Alto, con gli occhiali, i modi eleganti e gentili, l’ambasciatore Don MacKay, diplomatico della Nuova Zelanda, da questa sesta sessione è il presidente dell’Ad Hoc Committee. Egli ha sostituito l’ambasciatore Gallego, colombiano, che ha assunto un altro incarico.
Abbiamo avuto modo di scambiare quattro chiacchiere con lui in occasione di un party di benvenuto del 1° agosto, cui sono state invitate tutte le delegazioni. E in tale occasione abbiamo appreso che MacKay ha in passato conosciuto e apprezzato il nostro Paese, avendo lavorato all’ambasciata neozelandese a Roma per tre anni. Inoltre, la moglie è di origine italiana (i genitori erano di Stromboli e Massa Lubrense, nella penisola sorrentina) e conosce qualche parola di italiano.
Nel corso dell’incontro con l’International Disability Caucus che ha avuto luogo martedì 2 agosto, l’ambasciatore ha espresso il proprio punto di vista sul ruolo delle Organizzazioni Non Governative, che riportiamo assieme ad alcune domande che gli abbiamo rivolto direttamente.
«Il ruolo delle Organizzazioni Non Governative nella scrittura della Convenzione è importante e consentire anche alle persone con disabilità di parlare – attraverso le sessioni informali – è un valore aggiunto alla scrittura della Convenzione stessa. L’esperienza delle Organizzazioni Non Governative – ha continuato Mackay – ha già contribuito in maniera significativa alla qualità del testo, e io cercherò di garantire, nel corso dei lavori dell’Ad Hoc Committee, le stesse possibilità di partecipare alla discussione sia ai governi che alle Organizzazioni stesse ».
Ambasciatore Mackay, é difficile il lavoro di Presidente dell’Ad Hoc Committee?
«Si tratta di un lavoro delicato che presenta varie problematiche. Il primo problema è di carattere procedurale.
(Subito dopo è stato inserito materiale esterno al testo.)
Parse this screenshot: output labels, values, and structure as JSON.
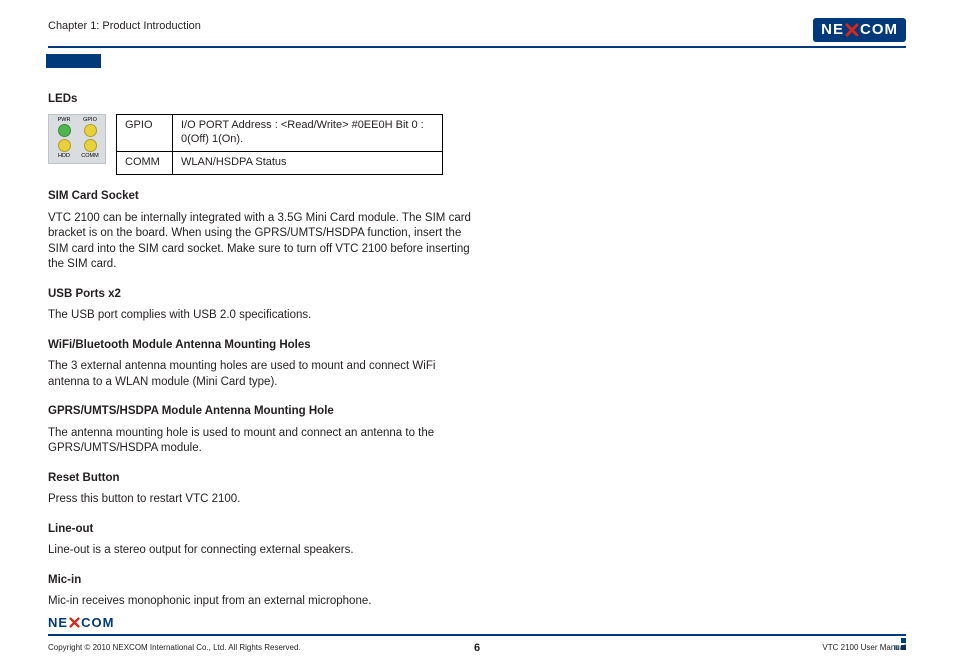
{
  "header": {
    "chapter": "Chapter 1: Product Introduction",
    "logo_left": "NE",
    "logo_right": "COM"
  },
  "leds": {
    "heading": "LEDs",
    "diagram": {
      "top_left_label": "PWR",
      "top_right_label": "GPIO",
      "bottom_left_label": "HDD",
      "bottom_right_label": "COMM"
    },
    "table": [
      {
        "k": "GPIO",
        "v": "I/O PORT Address : <Read/Write>  #0EE0H Bit 0 : 0(Off) 1(On)."
      },
      {
        "k": "COMM",
        "v": "WLAN/HSDPA Status"
      }
    ]
  },
  "sections": {
    "sim": {
      "h": "SIM Card Socket",
      "p": "VTC 2100 can be internally integrated with a 3.5G Mini Card module. The SIM card bracket is on the board. When using the GPRS/UMTS/HSDPA function, insert the SIM card into the SIM card socket. Make sure to turn off VTC 2100 before inserting the SIM card."
    },
    "usb": {
      "h": "USB Ports x2",
      "p": "The USB port complies with USB 2.0 specifications."
    },
    "wifi": {
      "h": "WiFi/Bluetooth Module Antenna Mounting Holes",
      "p": "The 3 external antenna mounting holes are used to mount and connect WiFi antenna to a WLAN module (Mini Card type)."
    },
    "gprs": {
      "h": "GPRS/UMTS/HSDPA Module Antenna Mounting Hole",
      "p": "The antenna mounting hole is used to mount and connect an antenna to the GPRS/UMTS/HSDPA module."
    },
    "reset": {
      "h": "Reset Button",
      "p": "Press this button to restart VTC 2100."
    },
    "lineout": {
      "h": "Line-out",
      "p": "Line-out is a stereo output for connecting external speakers."
    },
    "micin": {
      "h": "Mic-in",
      "p": "Mic-in receives monophonic input from an external microphone."
    }
  },
  "footer": {
    "copyright": "Copyright © 2010 NEXCOM International Co., Ltd. All Rights Reserved.",
    "page": "6",
    "manual": "VTC 2100 User Manual",
    "logo_left": "NE",
    "logo_right": "COM"
  }
}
Purtroppo, infatti, qui lavoriamo con la possibilità di presentare solo il testo elaborato dal gruppo di lavoro e quindi ogni volta che una delegazione presenta emendamenti o integrazioni, non facendolo il più delle volte attraverso testi scritti, diventa difficile avere una percezione del testo chiara e condivisa da tutti, e può risultare quindi non facile seguire i lavori.
Il secondo problema, invece, è legato ai contenuti. Tutelare i diritti umani delle persone con disabilità è un tema nuovo, che necessita di opportuni approfondimenti e proprio per questo motivo lascerò spazio a interventi di esperti, per consentire a tutti di conoscere meglio i temi più controversi.
Infine, c’è un problema che riguarda i differenti approcci culturali e i sistemi sociali di tutela. I problemi che affrontano i Paesi in via di sviluppo, infatti, sono differenti da quelli che vivono i Paesi sviluppati. Il mio compito, quindi, sarà anche quello di cercare di orientare i governi per rendere più rapida possibile l’approvazione di un testo comune. Come ripeto spesso, non c’è accordo su niente se non quando tutto è condiviso e, allo stesso tempo, la perfezione è nemica del bene. Questo, naturalmente, complica il mio lavoro».
Quanto tempo ci vorrà per avere un testo definitivo della Convenzione e l’approvazione da parte dei Paesi membri?
«Ho intenzione di accelerare il più possibile i tempi della discussione, garantendo però gli approfondimenti necessari. Sarà importante avere una Convenzione condivisa e un testo di qualità. Per quanto sia difficile prevedere il futuro in un campo così delicato e in cui sono coinvolti ben 191 Paesi, io spero che entro il 2006 l’Ad Hoc Committee possa licenziare un testo.
Diverso, poi, è il discorso del recepimento del testo da parte dei Paesi membri: qui i tempi si potrebbero allungare. Credo che ci vorranno probabilmente diversi anni per raggiungere il quorum di Paesi necessario a rendere la Convenzione effettiva. Forse, complessivamente, ne potranno passare una decina».
Alla fine della chiacchierata, l’ambasciatore ci licenzia con un largo sorriso: è una persona simpatica e ottimista e lavorare con lui, come presidente dell’Ad Hoc Committee, rincuora: egli trasmette allo stesso tempo leggerezza e serietà, oltre che speranza. Sarà sicuramente un buon presidente, attento a tutte le esigenze. Nel gestire ad esempio il delicato tema dell’educazione, è stato molto bravo a far emergere le diverse posizioni tra quelle delle associazioni di persone sorde e cieche, che difendono per loro un’educazione speciale e altre che vogliono invece un’educazione inclusiva per tutti.
MacKay lancia quindi un segnale di speranza per i 600 milioni di persone con disabilità che in tutti i Paesi del mondo attendono che i loro diritti umani vengano riconosciuti e rispettati.